Everybody Knows

Here is another portion of, The Saga of The Rhone’s – A letter written by my Great Uncle to my Great Grandfather:

Our grandmother Hetty was later married and had seven children, Lizzie, Emma, Jim, Dave, Will, Erastus, and one more… I am sure you know all about Erastus so I say nothing about him.

What?!? Wait one minute here! All those names, normal for the time, and then… Erastus? I don’t care about the other kids half as much as I care about him just because of his name alone. You know he was the most interesting of all because, well, look at that last line. You know at one time Erastus must have been known all over the family as a real character. Good? Bad? Who cares? All I know is that, because my Great Grandfather and his Brother knew “all about Erastus”, we now don’t.

Some vague memories remain. My Mother faintly remembers an “Uncle Rasty” growing up when she would visit with her Father’s family.
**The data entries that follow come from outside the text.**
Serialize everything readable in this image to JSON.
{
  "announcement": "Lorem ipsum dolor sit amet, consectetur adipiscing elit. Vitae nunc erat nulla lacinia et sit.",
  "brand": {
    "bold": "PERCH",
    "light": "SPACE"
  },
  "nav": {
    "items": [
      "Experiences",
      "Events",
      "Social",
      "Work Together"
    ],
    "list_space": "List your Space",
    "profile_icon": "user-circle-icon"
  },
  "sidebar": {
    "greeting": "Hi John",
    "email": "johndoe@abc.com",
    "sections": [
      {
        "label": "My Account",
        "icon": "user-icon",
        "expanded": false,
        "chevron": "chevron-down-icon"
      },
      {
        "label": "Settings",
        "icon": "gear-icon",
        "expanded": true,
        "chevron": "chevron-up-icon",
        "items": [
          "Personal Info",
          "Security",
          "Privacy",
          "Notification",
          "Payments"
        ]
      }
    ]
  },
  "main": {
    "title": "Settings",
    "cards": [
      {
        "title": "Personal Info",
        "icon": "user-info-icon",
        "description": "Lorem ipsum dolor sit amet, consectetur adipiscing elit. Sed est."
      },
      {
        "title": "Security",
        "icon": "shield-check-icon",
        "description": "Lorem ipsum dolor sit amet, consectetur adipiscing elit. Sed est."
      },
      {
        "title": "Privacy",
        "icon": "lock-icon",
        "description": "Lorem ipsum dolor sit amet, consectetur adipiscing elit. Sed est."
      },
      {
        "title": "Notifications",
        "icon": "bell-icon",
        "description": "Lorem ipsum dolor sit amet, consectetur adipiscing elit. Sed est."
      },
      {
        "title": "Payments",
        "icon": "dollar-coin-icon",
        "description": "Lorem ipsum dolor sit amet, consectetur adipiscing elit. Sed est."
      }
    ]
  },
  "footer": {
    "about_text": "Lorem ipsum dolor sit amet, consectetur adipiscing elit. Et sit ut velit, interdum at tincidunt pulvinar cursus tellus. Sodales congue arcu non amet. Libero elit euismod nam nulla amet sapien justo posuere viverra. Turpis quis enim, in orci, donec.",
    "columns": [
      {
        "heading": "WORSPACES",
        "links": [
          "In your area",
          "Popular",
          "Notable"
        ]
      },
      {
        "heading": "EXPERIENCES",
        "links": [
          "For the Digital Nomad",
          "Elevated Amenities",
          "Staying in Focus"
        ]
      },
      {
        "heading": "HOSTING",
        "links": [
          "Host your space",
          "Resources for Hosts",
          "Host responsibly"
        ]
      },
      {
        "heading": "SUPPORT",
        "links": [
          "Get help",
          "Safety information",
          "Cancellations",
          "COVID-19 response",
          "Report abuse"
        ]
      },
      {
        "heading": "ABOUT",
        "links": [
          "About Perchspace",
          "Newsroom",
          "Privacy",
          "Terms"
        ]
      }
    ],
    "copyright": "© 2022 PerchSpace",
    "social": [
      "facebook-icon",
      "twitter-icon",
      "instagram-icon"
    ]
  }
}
She does not remember much. Mainly that he lived in a shed in the back, not in the main house. That there may have been some sort of falling out with some of the other family members…

E-friggin-rastus!

This is an important lesson about the nature of storytelling and history. The stuff everyone knows is often the stuff forgotten with time. Nobody bothers to write it or repeat it because “everyone” knows it, at least at the time. The problem here should be obvious. As long as the knowledge is “known” and not captured and recorded, it will eventually be lost.

This is true of most of the things we keep in our heads really. No matter how good your memory, or deep your knowledge, all of it will go when you do. Write it down. Especially the stuff everybody knows.